Mme Nicole Bricq. On ne vous le fait pas dire !
M. Gérard Delfau. Voilà le moment de vérité !
M. Pierre Hérisson, rapporteur. Chers collègues de l'opposition, je vous rappelle que nous transposons des directives européennes en droit français...
Mme Nicole Bricq. Cela n'a rien à voir avec la directive postale ! Ne mélangeons pas tout !
M. Pierre Hérisson, rapporteur. ...et que nous devons respecter un cadre général. Si nous sortons de ce cadre, nous condamnons notre transposition en droit national à n'être que très éphémère, car la Commission de Bruxelles ne tardera pas à s'y intéresser.
Mais, d'ailleurs, vous le savez même mieux que moi, car c'est principalement pour cette raison que, pendant cinq ans, vous avez observé le plus grand immobilisme s'agissant des problèmes de La Poste et de la transposition des directives européennes au secteur postal. Alors, de grâce, ne nous donnez pas de leçons sur le sujet ! (Protestations sur les travées du groupe socialiste.)
Mme Nicole Bricq. Ce n'est pas le sujet de l'article 8 !
M. Pierre Hérisson, rapporteur. L'amendement n° 91 appelle les mêmes commentaires que l'amendement n° 85 des mêmes auteurs.
J'en viens à l'amendement n° 149 rectifié de M. Delfau. Il ne faudrait pas priver l'établissement de crédit postal de la possibilité de nouer des partenariats en capital avec d'autres acteurs financiers. C'est pourquoi la commission préfère n'imposer à La Poste qu'une détention majoritaire du capital de l'établissement privé postal.
L'amendement n° 137 rectifié est satisfait par l'amendement n° 35.
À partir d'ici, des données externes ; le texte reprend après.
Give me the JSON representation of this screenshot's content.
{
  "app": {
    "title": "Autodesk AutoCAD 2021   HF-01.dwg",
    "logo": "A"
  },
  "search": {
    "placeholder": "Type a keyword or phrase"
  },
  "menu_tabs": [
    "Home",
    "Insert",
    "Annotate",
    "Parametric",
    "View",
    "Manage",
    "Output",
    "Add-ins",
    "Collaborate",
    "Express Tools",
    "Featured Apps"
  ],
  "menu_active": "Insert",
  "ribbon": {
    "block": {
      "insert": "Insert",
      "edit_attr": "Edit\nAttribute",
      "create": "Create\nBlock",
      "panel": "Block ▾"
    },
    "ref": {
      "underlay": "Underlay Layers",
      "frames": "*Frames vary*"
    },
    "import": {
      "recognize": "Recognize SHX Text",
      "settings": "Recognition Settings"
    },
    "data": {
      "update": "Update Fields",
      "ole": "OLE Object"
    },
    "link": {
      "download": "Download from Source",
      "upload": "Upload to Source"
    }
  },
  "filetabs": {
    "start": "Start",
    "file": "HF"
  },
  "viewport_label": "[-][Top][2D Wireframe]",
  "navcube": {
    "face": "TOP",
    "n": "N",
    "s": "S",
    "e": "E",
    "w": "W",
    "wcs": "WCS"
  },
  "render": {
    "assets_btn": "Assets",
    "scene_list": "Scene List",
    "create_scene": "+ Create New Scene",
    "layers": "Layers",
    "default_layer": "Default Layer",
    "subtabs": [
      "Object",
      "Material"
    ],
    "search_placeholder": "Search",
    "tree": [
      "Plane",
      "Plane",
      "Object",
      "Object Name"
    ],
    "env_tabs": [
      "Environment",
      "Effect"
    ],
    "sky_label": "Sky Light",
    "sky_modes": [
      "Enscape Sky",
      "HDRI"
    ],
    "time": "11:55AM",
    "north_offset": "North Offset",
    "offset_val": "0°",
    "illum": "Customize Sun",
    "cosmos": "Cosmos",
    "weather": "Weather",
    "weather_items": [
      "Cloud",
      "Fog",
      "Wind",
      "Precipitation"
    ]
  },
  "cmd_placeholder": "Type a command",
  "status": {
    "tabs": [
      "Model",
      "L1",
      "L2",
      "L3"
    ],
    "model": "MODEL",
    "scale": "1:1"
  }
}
Il en va de même pour l'amendement n° 136 rectifié : l'encadrement de la mise à disposition des fonctionnaires de La Poste est prévu par l'amendement n° 35.
La commission est défavorable à l'amendement n° 150 rectifié de M. Delfau : il serait préjudiciable à l'établissement de crédit postal de le priver de la souplesse que lui offre l'article 8.
L'amendement n° 148 rectifié appelle les mêmes observations.
M. Gérard Delfau. Sur un sujet pareil, c'est un peu rapide ! Heureusement, M. le ministre va nous éclairer...
M. le président. Quel est l'avis du Gouvernement sur l'ensemble de ces amendements ?
M. Patrick Devedjian, ministre délégué. Je souhaite tout d'abord remercier de sa confiance M. Delfau !
M. Gérard Delfau. Elle est conditionnelle !
M. Patrick Devedjian, ministre délégué. J'avoue que je m'en doutais !
Le Gouvernement est défavorable à l'amendement de suppression n° 85, et la commission a, me semble-t-il, parfaitement expliqué pourquoi.
L'amendement n° 90 n'est qu'un amendement de repli et il fait donc aussi l'objet d'un avis défavorable.
L'avis est également défavorable sur les amendements n°s 87 et 88, mais, sur ce dernier amendement, je souhaite m'arrêter un peu plus longuement, car il porte sur un thème repris dans d'autres amendements.
Cet amendement n° 88 a en effet pour objet d'étendre la gamme des services financiers de La Poste aux prêts à la consommation.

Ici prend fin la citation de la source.